Earlier this month, Philippine President Benigno Aquino made a three-day state visit to Canada, the first visit to the country by a Philippine head of state in 18 years. Aquino’s visit, which follows Canadian Prime Minister Stephen Harper’s own sojourn to the Philippines in 2012, highlights the growing military-strategic partnership between the two countries, which are important allies of the US in its preparations to wage war on China.

Aquino began his visit in Ottawa on May 8. He was subsequently hosted by Filipino-Canadian business and political leaders in Toronto and Vancouver, cities with large Filipino populations. Canada is home to approximately 800,000 people of Filipino descent, many of whom entered the country through its infamous migrant worker programs, which are used by Canadian corporations and the wealthy to hire poverty-wage labourers and caregivers under conditions often compared to modern-day slavery.

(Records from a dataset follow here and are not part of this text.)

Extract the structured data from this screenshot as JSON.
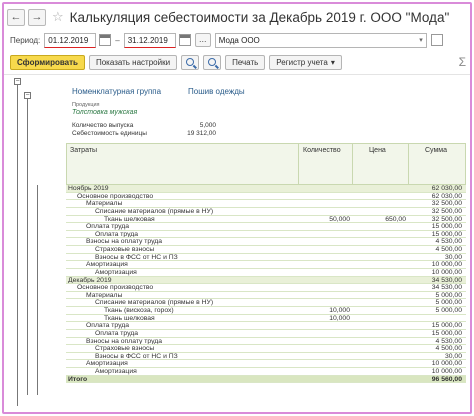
{
  "window": {
    "title": "Калькуляция себестоимости за Декабрь 2019 г. ООО \"Мода\"",
    "back_glyph": "←",
    "forward_glyph": "→",
    "favorite_glyph": "☆"
  },
  "filters": {
    "period_label": "Период:",
    "date_from": "01.12.2019",
    "date_to": "31.12.2019",
    "range_dash": "–",
    "dots_label": "...",
    "organization": "Мода ООО",
    "dropdown_glyph": "▾"
  },
  "toolbar": {
    "generate_label": "Сформировать",
    "settings_label": "Показать настройки",
    "print_label": "Печать",
    "register_label": "Регистр учета",
    "register_caret": "▾",
    "sigma": "Σ"
  },
  "report": {
    "group_header_label": "Номенклатурная группа",
    "group_header_value": "Пошив одежды",
    "product_caption": "Продукция",
    "product_name": "Толстовка мужская",
    "output_qty_label": "Количество выпуска",
    "output_qty_value": "5,000",
    "unit_cost_label": "Себестоимость единицы",
    "unit_cost_value": "19 312,00",
    "columns": {
      "costs": "Затраты",
      "quantity": "Количество",
      "price": "Цена",
      "sum": "Сумма"
    },
    "rows": [
      {
        "name": "Ноябрь 2019",
        "qty": "",
        "price": "",
        "sum": "62 030,00",
        "indent": 0,
        "group": true,
        "underline": true
      },
      {
        "name": "Основное производство",
        "qty": "",
        "price": "",
        "sum": "62 030,00",
        "indent": 1
      },
      {
        "name": "Материалы",
        "qty": "",
        "price": "",
        "sum": "32 500,00",
        "indent": 2
      },
      {
        "name": "Списание материалов (прямые в НУ)",
        "qty": "",
        "price": "",
        "sum": "32 500,00",
        "indent": 3
      },
      {
        "name": "Ткань шелковая",
        "qty": "50,000",
        "price": "650,00",
        "sum": "32 500,00",
        "indent": 4
      },
      {
        "name": "Оплата труда",
        "qty": "",
        "price": "",
        "sum": "15 000,00",
        "indent": 2
      },
      {
        "name": "Оплата труда",
        "qty": "",
        "price": "",
        "sum": "15 000,00",
        "indent": 3
      },
      {
        "name": "Взносы на оплату труда",
        "qty": "",
        "price": "",
        "sum": "4 530,00",
        "indent": 2
      },
      {
        "name": "Страховые взносы",
        "qty": "",
        "price": "",
        "sum": "4 500,00",
        "indent": 3
      },
      {
        "name": "Взносы в ФСС от НС и ПЗ",
        "qty": "",
        "price": "",
        "sum": "30,00",
        "indent": 3
      },
      {
        "name": "Амортизация",
        "qty": "",
        "price": "",
        "sum": "10 000,00",
        "indent": 2
      },
      {
        "name": "Амортизация",
        "qty": "",
        "price": "",
        "sum": "10 000,00",
        "indent": 3
      },
      {
        "name": "Декабрь 2019",
        "qty": "",
        "price": "",
        "sum": "34 530,00",
        "indent": 0,
        "group": true
      },
      {
        "name": "Основное производство",
        "qty": "",
        "price": "",
        "sum": "34 530,00",
        "indent": 1
      },
      {
        "name": "Материалы",
        "qty": "",
        "price": "",
        "sum": "5 000,00",
        "indent": 2
      },
      {
        "name": "Списание материалов (прямые в НУ)",
        "qty": "",
        "price": "",
        "sum": "5 000,00",
        "indent": 3
      },
      {
        "name": "Ткань (вискоза, горох)",
        "qty": "10,000",
        "price": "",
        "sum": "5 000,00",
        "indent": 4
      },
      {
        "name": "Ткань шелковая",
        "qty": "10,000",
        "price": "",
        "sum": "",
        "indent": 4
      },
      {
        "name": "Оплата труда",
        "qty": "",
        "price": "",
        "sum": "15 000,00",
        "indent": 2
      },
      {
        "name": "Оплата труда",
        "qty": "",
        "price": "",
        "sum": "15 000,00",
        "indent": 3
      },
      {
        "name": "Взносы на оплату труда",
        "qty": "",
        "price": "",
        "sum": "4 530,00",
        "indent": 2
      },
      {
        "name": "Страховые взносы",
        "qty": "",
        "price": "",
        "sum": "4 500,00",
        "indent": 3
      },
      {
        "name": "Взносы в ФСС от НС и ПЗ",
        "qty": "",
        "price": "",
        "sum": "30,00",
        "indent": 3
      },
      {
        "name": "Амортизация",
        "qty": "",
        "price": "",
        "sum": "10 000,00",
        "indent": 2
      },
      {
        "name": "Амортизация",
        "qty": "",
        "price": "",
        "sum": "10 000,00",
        "indent": 3
      },
      {
        "name": "Итого",
        "qty": "",
        "price": "",
        "sum": "96 560,00",
        "indent": 0,
        "total": true,
        "underline": true
      }
    ]
  }
}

Electoral considerations undoubtedly played a role in the state visit. It is a federal election year in Canada, and national elections are to take place in the Philippines in 2016. Both Aquino and Harper are desperate to shore up flagging support at home.

Harper hopes to win votes from the Filipino-Canadian community. His Conservative Party has made it a point in previous election campaigns to target ethnic communities with mock gestures of goodwill, while implementing policies that victimize and impoverish them.

Aquino is the scion of an old feudal-era landowning family and son of former president Corazon Aquino. He wishes to boost polling ratings that have plunged as a result of a string of political scandals, including his callous mismanagement of the Typhoon Haiyan relief operation in 2013, and public distrust of his “anti-corruption” campaign, a politically-motivated scheme to sideline critics of his government’s wholesale integration into the US’s anti-China “pivot to Asia.”

More important than these considerations, however, are the military-security initiatives being undertaken in Ottawa and Manila to further incorporate the two countries into the US pivot. The Canadian elite is also eager to expand economic ties with the countries of south-east Asia, which have abundant supplies of cheap-labour.

On the first day of Aquino’s visit, Harper announced plans to bolster the Philippines’ maritime security and counterterrorism capabilities through liaising with Canada’s military and intelligence agencies. This increased inter-agency cooperation is ostensibly aimed at stemming a tide of drug and human trafficking in the region, as well as combatting so-called terrorist groups—a catch-all which includes the armed separatist movement in the southern region of Mindanao, as well as the New People’s Army, the armed wing of the Maoist Communist Party of the Philippines.

Both of these armed groups and the political movements that they represent have close ties to sections of the Philippine elite and are regularly used as an alibi to base US military forces in the country. The vast majority of the politically-motivated killings in the Philippines are in fact committed by the police forces, the military, and private militias employed by big-business and the local elite.

Harper has also offered Manila the services of the Canadian Armed Forces (CAF) to train Philippine military personnel in the proper handling of improvised explosive devices. Such a mission, while relatively minor at the outset, could well provide a beachhead for broader Canadian military deployments in the country. The Harper government has used the same “training” pretext to thrust the CAF into the US-led war against ISIS in Iraq and Syria. CAF “advisors” in northern Iraq are routinely on the frontlines and helping spot ISIS bombing targets.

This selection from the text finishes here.